Басаргин проснулся. Сон был настолько отчетлив, что старшина не усомнился в его реальности. Басаргин свесил ноги с деревянной кровати и перекрестился глядя на киот.
– А ведь, пожалуй, лукавый обманул императора, – прошептал старшина. Турки захватили Константинополь, сделали его своей столицей.
Стоит ли поведать о сне Дионисию? Старец спал в соседней комнате, стрельцы расположились во дворе на сеновале. Басаргин встал с кровати и босиком подошёл к кадушке с водой. Запустив в нее деревянный ковш, прежде чем испить, старшина перекрестил воду и сделал несколько глотков. Во дворе надрывались петухи, предвещая наступившее утро. За плетёной оградой весело хрюкали свиньи, пожирая свою кашу, намешаную из перемолотых зёрен и отрубей.
– Нужно разбудить старца, иначе до конца седьмицы не управимся.
Тихонько отворив двери в комнату старца, Басаргин удивился тишине стоящей вокруг. Дионисий неподвижно лежал на спине, свесив с кровати руку. Подойдя ближе, старшина взглянул на старца, умиротворение и спокойствие отразилось на его лице, а на губах застыла лёгкая улыбка. Тело старика не подавало признаков жизни. Басаргин положил руку ему на лоб и сокрушенно покачал головой.
– Не довез, – тяжело выдохнул он. Ушел старец к Богу.
Туда же уходила и его деревенька, и звание полковника.
Но осталась тайна, что успел передать ему Дионисий. Это, пожалуй, стоит не одну деревеньку и звание полковника. Тут на вотчину и боярское звание похоже.

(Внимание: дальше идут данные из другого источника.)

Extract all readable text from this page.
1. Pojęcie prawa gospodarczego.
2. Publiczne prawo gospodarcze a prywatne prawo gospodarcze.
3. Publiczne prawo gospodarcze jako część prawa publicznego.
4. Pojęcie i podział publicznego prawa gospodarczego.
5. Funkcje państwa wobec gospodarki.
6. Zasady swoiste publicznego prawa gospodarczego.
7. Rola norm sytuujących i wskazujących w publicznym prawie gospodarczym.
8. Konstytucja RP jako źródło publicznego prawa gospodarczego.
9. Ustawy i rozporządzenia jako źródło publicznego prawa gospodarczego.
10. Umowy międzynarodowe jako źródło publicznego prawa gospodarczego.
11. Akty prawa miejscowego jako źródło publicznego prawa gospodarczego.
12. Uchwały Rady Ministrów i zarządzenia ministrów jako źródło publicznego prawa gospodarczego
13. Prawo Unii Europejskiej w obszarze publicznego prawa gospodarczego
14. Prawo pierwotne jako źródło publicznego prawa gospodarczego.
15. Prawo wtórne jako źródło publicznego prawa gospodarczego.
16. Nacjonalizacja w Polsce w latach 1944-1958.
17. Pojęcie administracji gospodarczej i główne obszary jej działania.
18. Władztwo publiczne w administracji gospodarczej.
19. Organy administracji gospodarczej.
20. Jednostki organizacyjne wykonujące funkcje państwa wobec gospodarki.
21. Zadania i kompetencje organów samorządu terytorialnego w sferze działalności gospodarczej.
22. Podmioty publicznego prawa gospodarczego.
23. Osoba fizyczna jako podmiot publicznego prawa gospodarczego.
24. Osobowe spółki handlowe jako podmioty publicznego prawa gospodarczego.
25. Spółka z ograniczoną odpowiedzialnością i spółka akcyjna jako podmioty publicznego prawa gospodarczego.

Но старец предупреждал, что не должна корона оказаться в царских руках. А может, и нет никакой короны? Тогда, как же сон? Ведь он явственно видел и храм, и Базилевса, и корону.
В дверь постучал кучер: – Пора ваше благородие.
– Обожди, – крикнул старшина.
– Зови сюда стрельцов. Дионисий отошел.
Кучер испуганно взглянул на Басаргина и исчез, медленно закрывая дверь.
– Нужно похоронить, где укажет патриарх! – старшина протянул стрельцу записку.
– Повезешь тело на подводе. Поторапливайся.
– А как же вы, ваше благородие, – сделал непонимающее лицо стрелец.
– А я, оставлю пару стрельцов, сам доберусь, как-нибудь, – с тоской в голосе, еле слышно, произнёс старшина.
Басаргин смотрел вслед удаляющейся по пыльной дороге подводе, уносящей тело старца, и мысленно прощался с Дионисием.